Ważne są też inne aktywności, dlatego każdy, kto myśli poważnie o swojej formie i zdrowiu, powinien wpisać w dzienniczek treningowy stałą pozycję: trening uzupełniający. Daje wytchnienie mięśniom i stawom najbardziej zaangażowanym w stawianie kroków na asfalcie. Dodatkowo pobudza zaniedbane obszary ciała, co przekłada się na lepsze czasy i mniejsze ryzyko kontuzji.
Zobacz, co najlepiej pomoże Ci zrealizować Twoje biegowe cele.
Bieganie w wodzie
Na solidny wycisk
Zanurzenie w wodzie to sprytny sposób na osłabienie działania siły grawitacji. Dlatego sprawdzi się, kiedy po zimie albo po ciąży masz parę kilogramów do zrzucenia lub chcesz bezpiecznie wrócić do biegania po kontuzji. Ale przejście z asfaltu na dno basenowe przyda się też ambitnym kolekcjonerom kilometrów i rekordów.

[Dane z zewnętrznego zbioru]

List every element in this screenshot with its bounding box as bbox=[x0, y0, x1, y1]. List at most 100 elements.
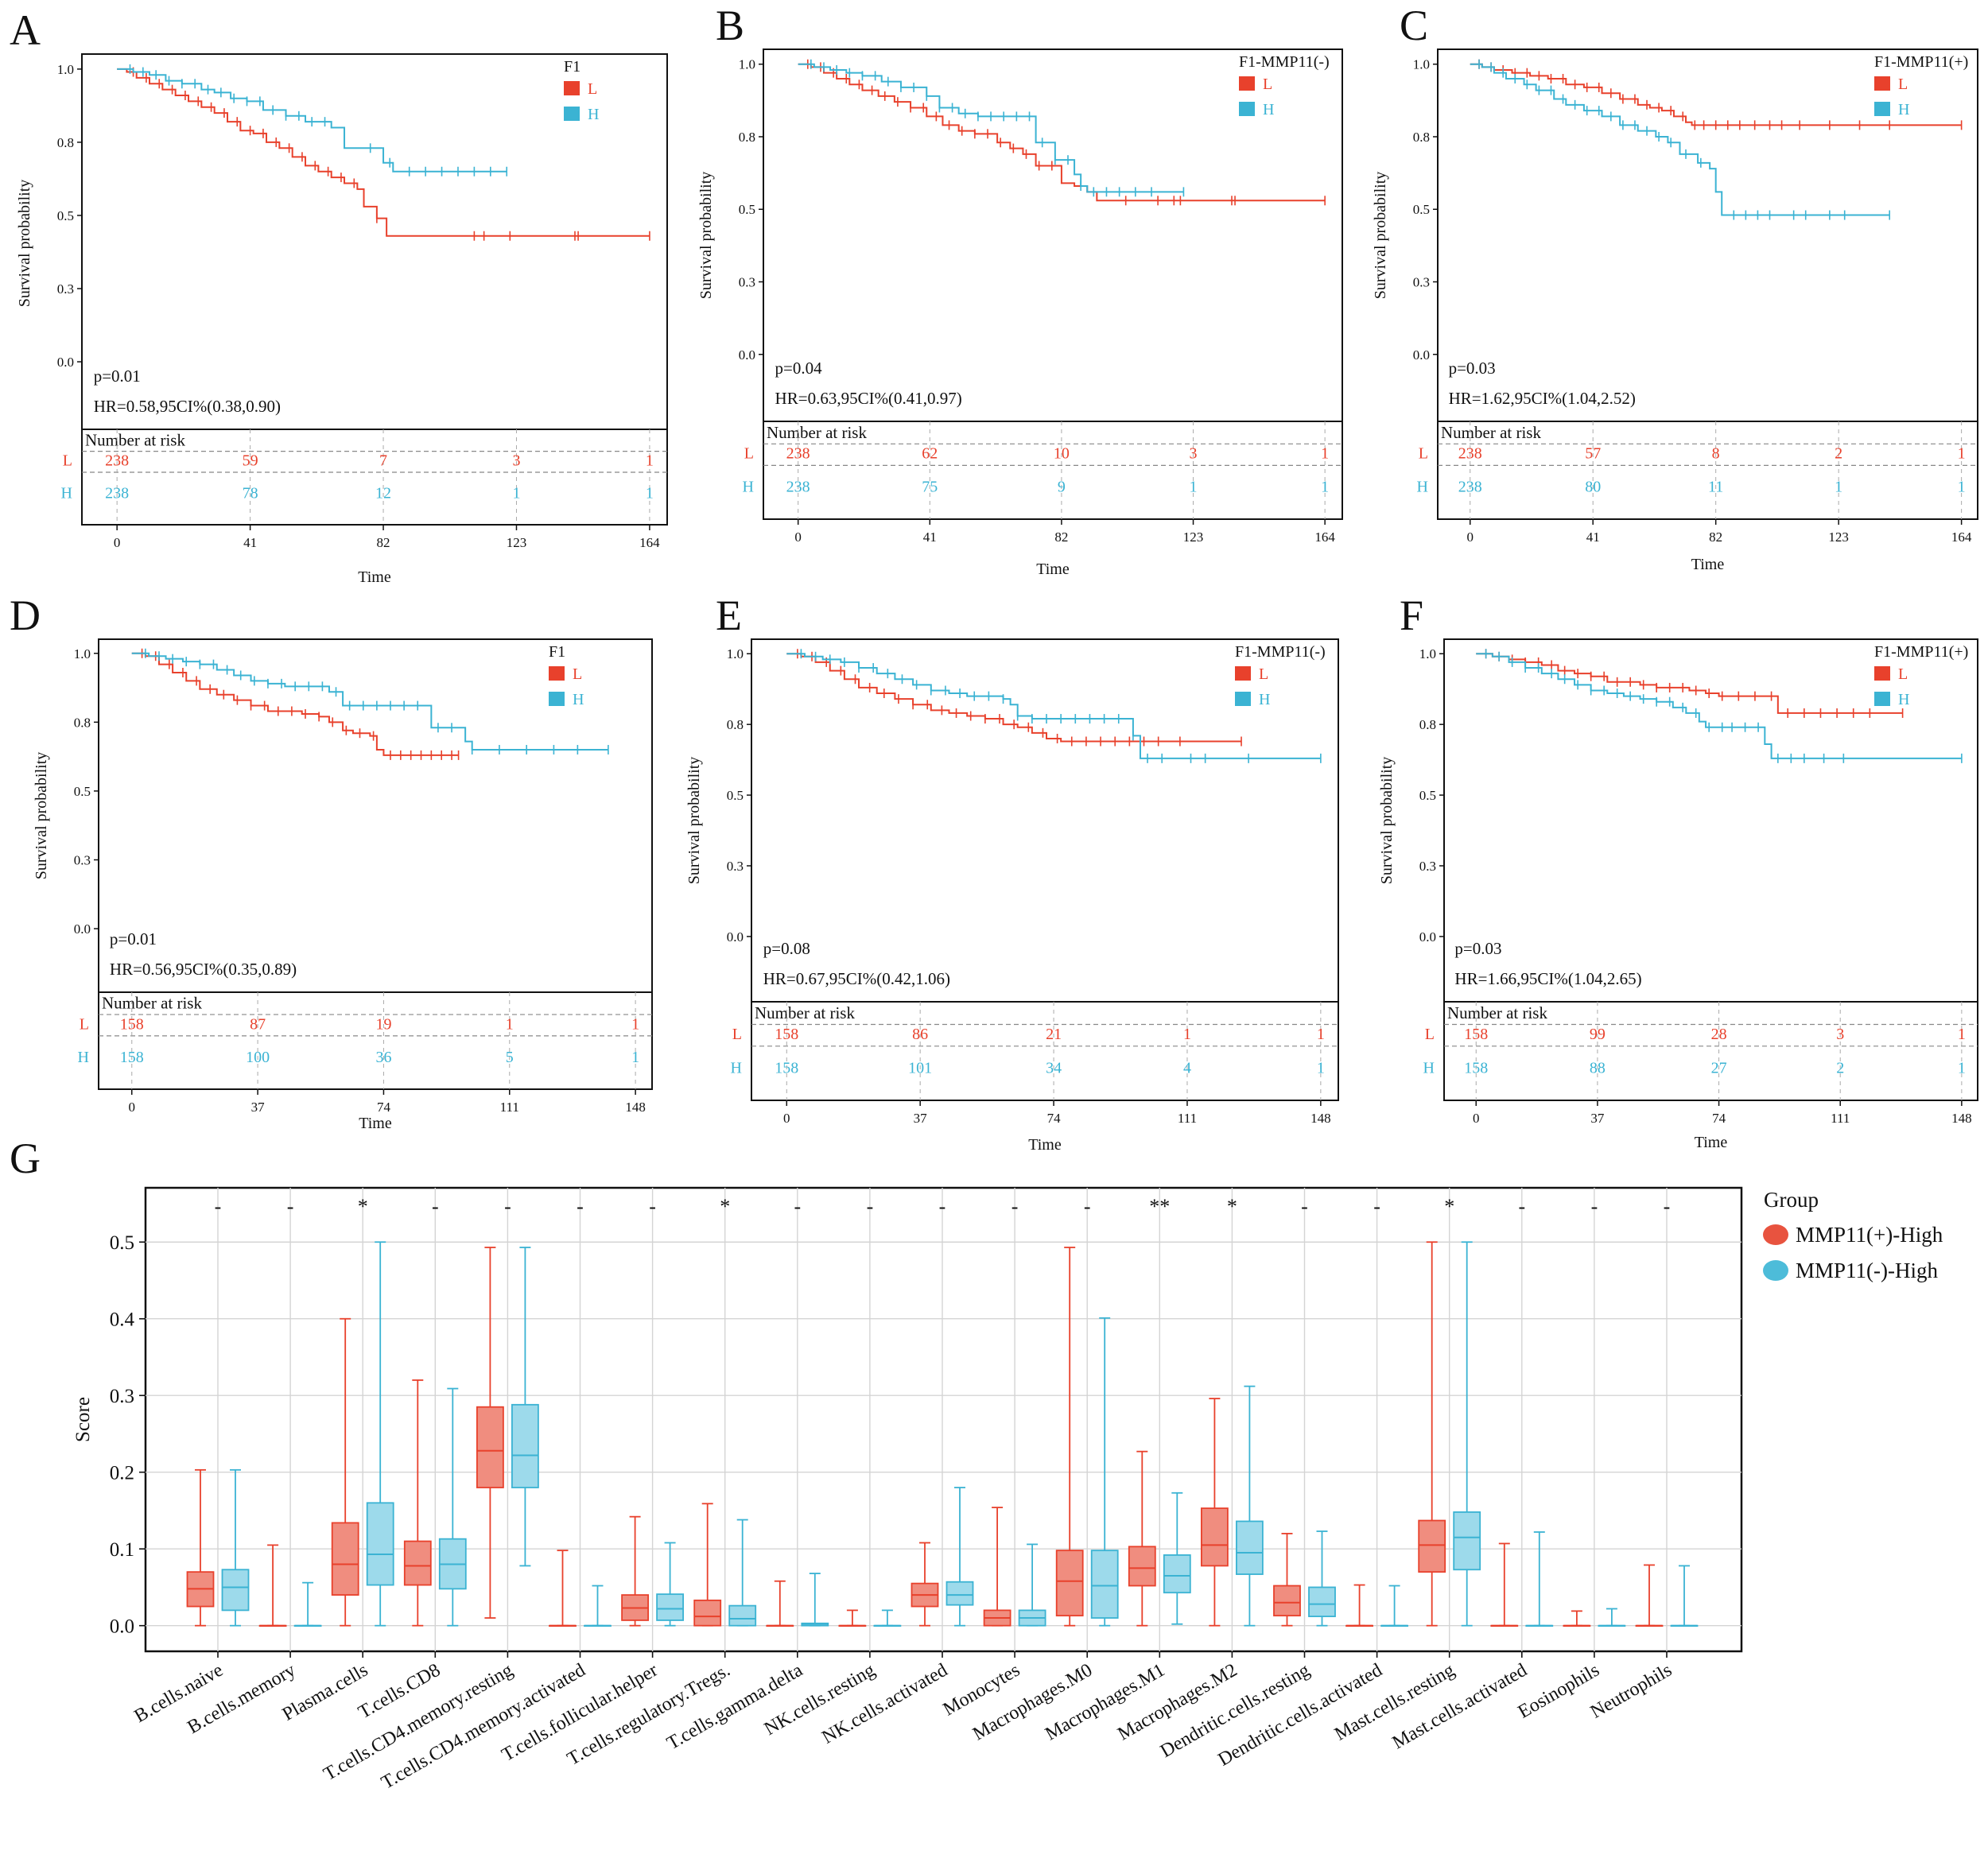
risk-count-H: 78 bbox=[243, 484, 258, 502]
box-mmp11-pos bbox=[1273, 1585, 1301, 1617]
risk-count-L: 158 bbox=[120, 1015, 144, 1033]
y-tick-label: 0.3 bbox=[110, 1386, 134, 1407]
hazard-ratio: HR=0.58,95CI%(0.38,0.90) bbox=[94, 397, 281, 416]
risk-count-L: 1 bbox=[631, 1015, 639, 1033]
x-axis-title: Time bbox=[1036, 561, 1070, 578]
panel-letter: F bbox=[1400, 592, 1423, 639]
legend-title: F1 bbox=[549, 643, 565, 661]
km-panel-F: F Survival probability 0.0 0.3 0.5 0.8 1.0 p=0.… bbox=[1378, 592, 1978, 1151]
box-mmp11-pos bbox=[1418, 1519, 1446, 1573]
risk-count-L: 1 bbox=[1183, 1026, 1191, 1043]
significance-marker: - bbox=[1301, 1195, 1308, 1218]
risk-count-L: 238 bbox=[105, 452, 129, 470]
risk-row-label-L: L bbox=[1425, 1026, 1435, 1043]
y-tick-label: 0.5 bbox=[1413, 202, 1430, 217]
risk-count-L: 3 bbox=[1836, 1026, 1844, 1043]
risk-count-H: 5 bbox=[506, 1049, 514, 1066]
significance-marker: * bbox=[1444, 1195, 1454, 1218]
hazard-ratio: HR=0.63,95CI%(0.41,0.97) bbox=[775, 389, 962, 408]
risk-count-L: 1 bbox=[646, 452, 654, 470]
risk-row-label-H: H bbox=[78, 1049, 89, 1066]
risk-count-H: 101 bbox=[908, 1059, 932, 1076]
x-axis-title: Time bbox=[1691, 556, 1725, 573]
y-tick-label: 0.8 bbox=[1413, 130, 1430, 145]
x-tick-label: 123 bbox=[1183, 530, 1204, 545]
risk-count-L: 238 bbox=[786, 445, 810, 463]
x-axis-title: Time bbox=[358, 568, 391, 586]
significance-marker: - bbox=[287, 1195, 294, 1218]
y-tick-label: 0.5 bbox=[1419, 788, 1436, 803]
risk-count-L: 7 bbox=[379, 452, 387, 470]
km-panel-C: C Survival probability 0.0 0.3 0.5 0.8 1.0 p=0.… bbox=[1372, 2, 1978, 573]
risk-count-H: 12 bbox=[375, 484, 391, 502]
risk-count-L: 99 bbox=[1590, 1026, 1606, 1043]
risk-count-L: 238 bbox=[1458, 445, 1482, 463]
legend-swatch-L bbox=[1235, 666, 1251, 681]
risk-table-frame bbox=[751, 1001, 1339, 1101]
significance-marker: - bbox=[577, 1195, 584, 1218]
risk-count-L: 86 bbox=[912, 1026, 928, 1043]
legend-label-L: L bbox=[573, 665, 582, 683]
significance-marker: - bbox=[794, 1195, 801, 1218]
x-tick-label: 148 bbox=[1310, 1111, 1331, 1126]
km-panel-B: B Survival probability 0.0 0.3 0.5 0.8 1.0 p=0.… bbox=[697, 2, 1343, 578]
legend-swatch-L bbox=[549, 666, 565, 681]
p-value: p=0.08 bbox=[763, 939, 810, 958]
y-tick-label: 0.0 bbox=[110, 1616, 134, 1638]
box-mmp11-neg bbox=[1090, 1550, 1119, 1619]
x-tick-label: 82 bbox=[377, 535, 390, 550]
risk-count-H: 1 bbox=[1958, 1059, 1966, 1076]
x-tick-label: 0 bbox=[129, 1100, 136, 1115]
legend-swatch bbox=[1763, 1224, 1788, 1245]
y-tick-label: 0.3 bbox=[1419, 859, 1436, 874]
legend-label-L: L bbox=[588, 80, 597, 98]
box-mmp11-pos bbox=[1055, 1550, 1084, 1617]
significance-marker: - bbox=[215, 1195, 222, 1218]
risk-row-label-H: H bbox=[61, 484, 72, 502]
x-tick-label: 37 bbox=[1590, 1111, 1605, 1126]
risk-table-frame bbox=[1437, 421, 1978, 520]
y-axis-title: Score bbox=[72, 1397, 94, 1442]
risk-count-L: 87 bbox=[250, 1015, 266, 1033]
significance-marker: * bbox=[720, 1195, 730, 1218]
plot-frame bbox=[763, 48, 1343, 422]
y-tick-label: 0.5 bbox=[57, 208, 74, 223]
significance-marker: ** bbox=[1149, 1195, 1170, 1218]
legend-label-L: L bbox=[1898, 665, 1908, 683]
legend-label-L: L bbox=[1898, 76, 1908, 93]
y-axis-title: Survival probability bbox=[16, 180, 33, 308]
legend-swatch-H bbox=[564, 107, 580, 121]
risk-count-H: 238 bbox=[1458, 479, 1482, 496]
risk-count-H: 1 bbox=[512, 484, 520, 502]
y-tick-label: 1.0 bbox=[727, 646, 744, 661]
risk-count-H: 80 bbox=[1585, 479, 1601, 496]
box-mmp11-neg bbox=[1236, 1520, 1264, 1575]
risk-count-H: 36 bbox=[375, 1049, 391, 1066]
legend-swatch-H bbox=[1874, 692, 1890, 706]
survival-curve-H bbox=[1470, 63, 1890, 216]
hazard-ratio: HR=0.67,95CI%(0.42,1.06) bbox=[763, 969, 950, 988]
hazard-ratio: HR=1.66,95CI%(1.04,2.65) bbox=[1454, 969, 1641, 988]
legend-swatch-L bbox=[1239, 76, 1255, 91]
survival-curve-L bbox=[798, 63, 1326, 202]
risk-count-L: 158 bbox=[1464, 1026, 1488, 1043]
box-mmp11-neg bbox=[511, 1403, 539, 1488]
survival-curve-L bbox=[131, 652, 459, 756]
risk-count-L: 1 bbox=[1958, 1026, 1966, 1043]
y-tick-label: 0.8 bbox=[57, 135, 74, 150]
box-mmp11-pos bbox=[331, 1522, 359, 1596]
x-axis-title: Time bbox=[359, 1115, 392, 1132]
km-panel-D: D Survival probability 0.0 0.3 0.5 0.8 1.0 p=0.… bbox=[10, 592, 653, 1132]
x-tick-label: 0 bbox=[114, 535, 121, 550]
survival-curve-H bbox=[131, 652, 608, 751]
box-mmp11-neg bbox=[1163, 1554, 1191, 1594]
risk-count-H: 75 bbox=[922, 479, 938, 496]
risk-count-H: 238 bbox=[786, 479, 810, 496]
panel-letter: G bbox=[10, 1135, 41, 1182]
legend-label-H: H bbox=[1898, 101, 1909, 118]
x-tick-label: 41 bbox=[1586, 530, 1600, 545]
risk-row-label-L: L bbox=[63, 452, 72, 470]
legend-label-H: H bbox=[1898, 691, 1909, 708]
risk-row-label-H: H bbox=[743, 479, 754, 496]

Kiedy tygodniowy kilometraż rośnie (a wraz z nim forma), rośnie też ryzyko przeciążeń i kontuzji. Wchodząc raz w tygodniu do basenu zamiast na ścieżkę biegową, możesz wzmocnić biegowe mięśnie bez obciążania układu ruchu kolejnymi zderzeniami nóg z podłożem. Badania pokazują, że o ile utrzymuje się podobny poziom tętna jak na lądzie, taki trening jest równie efektywny.